Es gibt eine Personalisierung, aber Google kennt unsere persönlichen Vorlieben und Bedürfnisse nur teilweise. Generell sortiert Google bei allen Testpersonen regionale und aktuelle Ergebnisse weit nach hinten. Das sind allerdings genau die Ergebnisse, die sich die Probanden an den Anfang wünschen: "Mich wundert es, dass Google regionale Nachrichten auf Seite drei anordnet. Dabei sind das die Sachen, die ich mir am liebsten angucke und nach denen ich suche", sagt Tim.

Außerdem werden viele Ergebnisse den Probanden genau in der gleichen Reihenfolge angezeigt, wie zum Beispiel Wikipedia-Einträge, die bei allen ganz vorne erscheinen: "Auch wenn mir Wikipedia direkt angezeigt wird, ich würde den Eintrag zu vielen Begriffen nicht lesen, weil mir das oft keine neuen oder wichtigen Infos gibt", meint Natalie.

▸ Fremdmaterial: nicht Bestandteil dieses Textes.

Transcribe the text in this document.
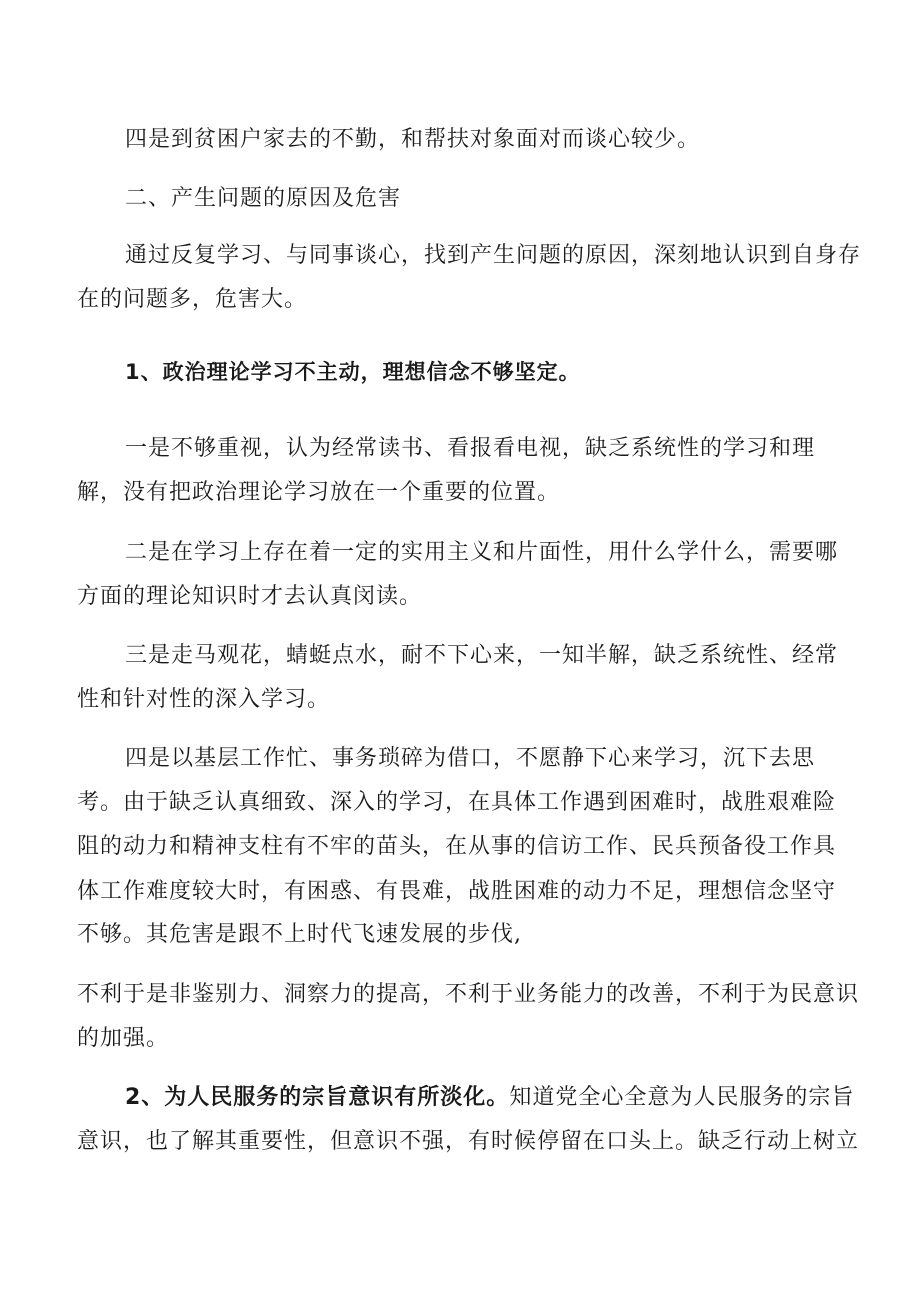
四是到贫困户家去的不勤，和帮扶对象面对而谈心较少。
二、产生问题的原因及危害
通过反复学习、与同事谈心，找到产生问题的原因，深刻地认识到自身存
在的问题多，危害大。
1、政治理论学习不主动，理想信念不够坚定。
一是不够重视，认为经常读书、看报看电视，缺乏系统性的学习和理
解，没有把政治理论学习放在一个重要的位置。
二是在学习上存在着一定的实用主义和片面性，用什么学什么，需要哪
方面的理论知识时才去认真闵读。
三是走马观花，蜻蜓点水，耐不下心来，一知半解，缺乏系统性、经常
性和针对性的深入学习。
四是以基层工作忙、事务琐碎为借口，不愿静下心来学习，沉下去思
考。由于缺乏认真细致、深入的学习，在具体工作遇到困难时，战胜艰难险
阻的动力和精神支柱有不牢的苗头，在从事的信访工作、民兵预备役工作具
体工作难度较大时，有困惑、有畏难，战胜困难的动力不足，理想信念坚守
不够。其危害是跟不上时代飞速发展的步伐,
不利于是非鉴别力、洞察力的提高，不利于业务能力的改善，不利于为民意识
的加强。
2、为人民服务的宗旨意识有所淡化。知道党全心全意为人民服务的宗旨
意识，也了解其重要性，但意识不强，有时候停留在口头上。缺乏行动上树立
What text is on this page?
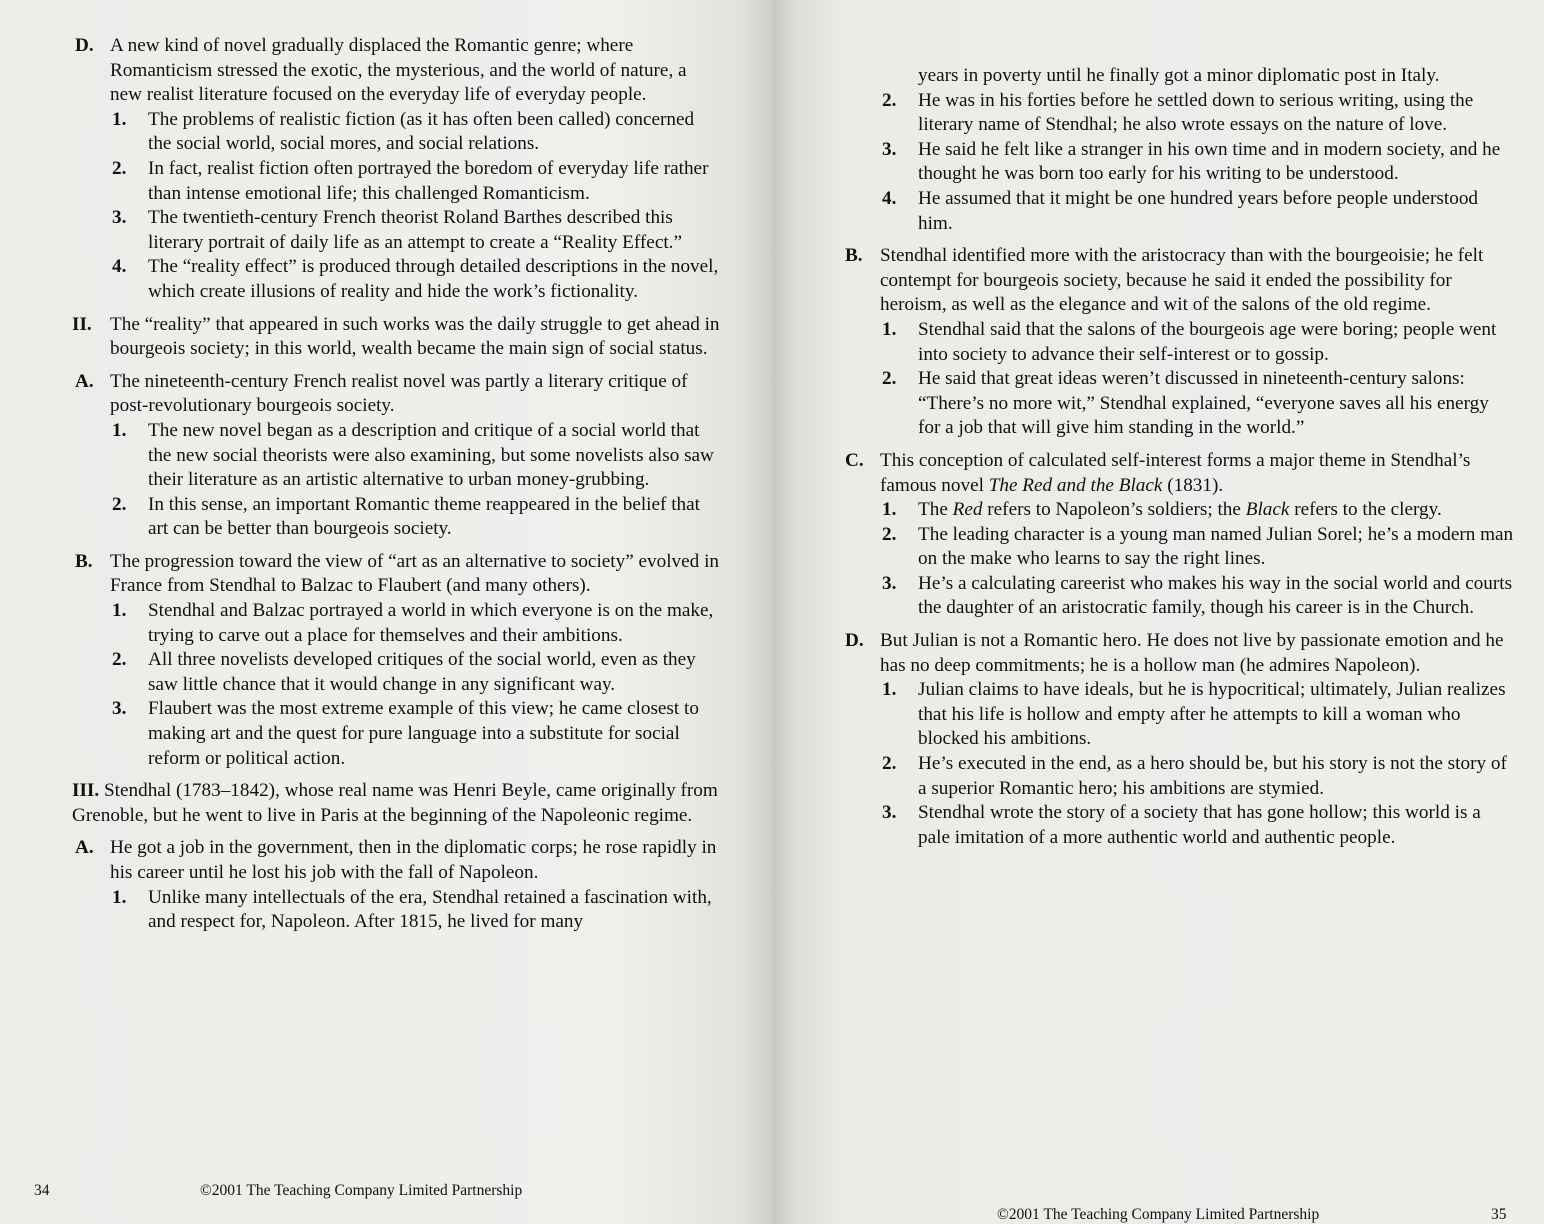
D. A new kind of novel gradually displaced the Romantic genre; where Romanticism stressed the exotic, the mysterious, and the world of nature, a new realist literature focused on the everyday life of everyday people.

1. The problems of realistic fiction (as it has often been called) concerned the social world, social mores, and social relations.

2. In fact, realist fiction often portrayed the boredom of everyday life rather than intense emotional life; this challenged Romanticism.

3. The twentieth-century French theorist Roland Barthes described this literary portrait of daily life as an attempt to create a “Reality Effect.”

4. The “reality effect” is produced through detailed descriptions in the novel, which create illusions of reality and hide the work’s fictionality.

II. The “reality” that appeared in such works was the daily struggle to get ahead in bourgeois society; in this world, wealth became the main sign of social status.

A. The nineteenth-century French realist novel was partly a literary critique of post-revolutionary bourgeois society.

1. The new novel began as a description and critique of a social world that the new social theorists were also examining, but some novelists also saw their literature as an artistic alternative to urban money-grubbing.

2. In this sense, an important Romantic theme reappeared in the belief that art can be better than bourgeois society.

B. The progression toward the view of “art as an alternative to society” evolved in France from Stendhal to Balzac to Flaubert (and many others).

1. Stendhal and Balzac portrayed a world in which everyone is on the make, trying to carve out a place for themselves and their ambitions.

2. All three novelists developed critiques of the social world, even as they saw little chance that it would change in any significant way.

3. Flaubert was the most extreme example of this view; he came closest to making art and the quest for pure language into a substitute for social reform or political action.

III. Stendhal (1783–1842), whose real name was Henri Beyle, came originally from Grenoble, but he went to live in Paris at the beginning of the Napoleonic regime.

A. He got a job in the government, then in the diplomatic corps; he rose rapidly in his career until he lost his job with the fall of Napoleon.

1. Unlike many intellectuals of the era, Stendhal retained a fascination with, and respect for, Napoleon. After 1815, he lived for many

34	©2001 The Teaching Company Limited Partnership

years in poverty until he finally got a minor diplomatic post in Italy.

2. He was in his forties before he settled down to serious writing, using the literary name of Stendhal; he also wrote essays on the nature of love.

3. He said he felt like a stranger in his own time and in modern society, and he thought he was born too early for his writing to be understood.

4. He assumed that it might be one hundred years before people understood him.

B. Stendhal identified more with the aristocracy than with the bourgeoisie; he felt contempt for bourgeois society, because he said it ended the possibility for heroism, as well as the elegance and wit of the salons of the old regime.

1. Stendhal said that the salons of the bourgeois age were boring; people went into society to advance their self-interest or to gossip.

2. He said that great ideas weren’t discussed in nineteenth-century salons: “There’s no more wit,” Stendhal explained, “everyone saves all his energy for a job that will give him standing in the world.”

C. This conception of calculated self-interest forms a major theme in Stendhal’s famous novel The Red and the Black (1831).

1. The Red refers to Napoleon’s soldiers; the Black refers to the clergy.

2. The leading character is a young man named Julian Sorel; he’s a modern man on the make who learns to say the right lines.

3. He’s a calculating careerist who makes his way in the social world and courts the daughter of an aristocratic family, though his career is in the Church.

D. But Julian is not a Romantic hero. He does not live by passionate emotion and he has no deep commitments; he is a hollow man (he admires Napoleon).

1. Julian claims to have ideals, but he is hypocritical; ultimately, Julian realizes that his life is hollow and empty after he attempts to kill a woman who blocked his ambitions.

2. He’s executed in the end, as a hero should be, but his story is not the story of a superior Romantic hero; his ambitions are stymied.

3. Stendhal wrote the story of a society that has gone hollow; this world is a pale imitation of a more authentic world and authentic people.

©2001 The Teaching Company Limited Partnership	35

Insgesamt erscheinen bei Tim, Natalie und Philipp zu großen Teilen gleiche Suchergebnisse. Bestimmte Treffer, mit denen sie fest gerechnet hatten, waren gar nicht dabei. Somit zeigt das Experiment, dass Google nicht optimal personalisiert. Gerade in Bereichen, die die drei Probanden wirklich interessieren, ist Googles Personalisierung schwach. Philipp bekommt keine Ergebnisse von seinem Fußballverein angezeigt, Tim keine Treffer zum Supermarkt, in dem er einkaufen geht, und Natalie kaum etwas über das Land, in dem sie die vergangenen sechs Monate gelebt hat. In diesen Bereichen sind die Suchergebnisse zu allgemein.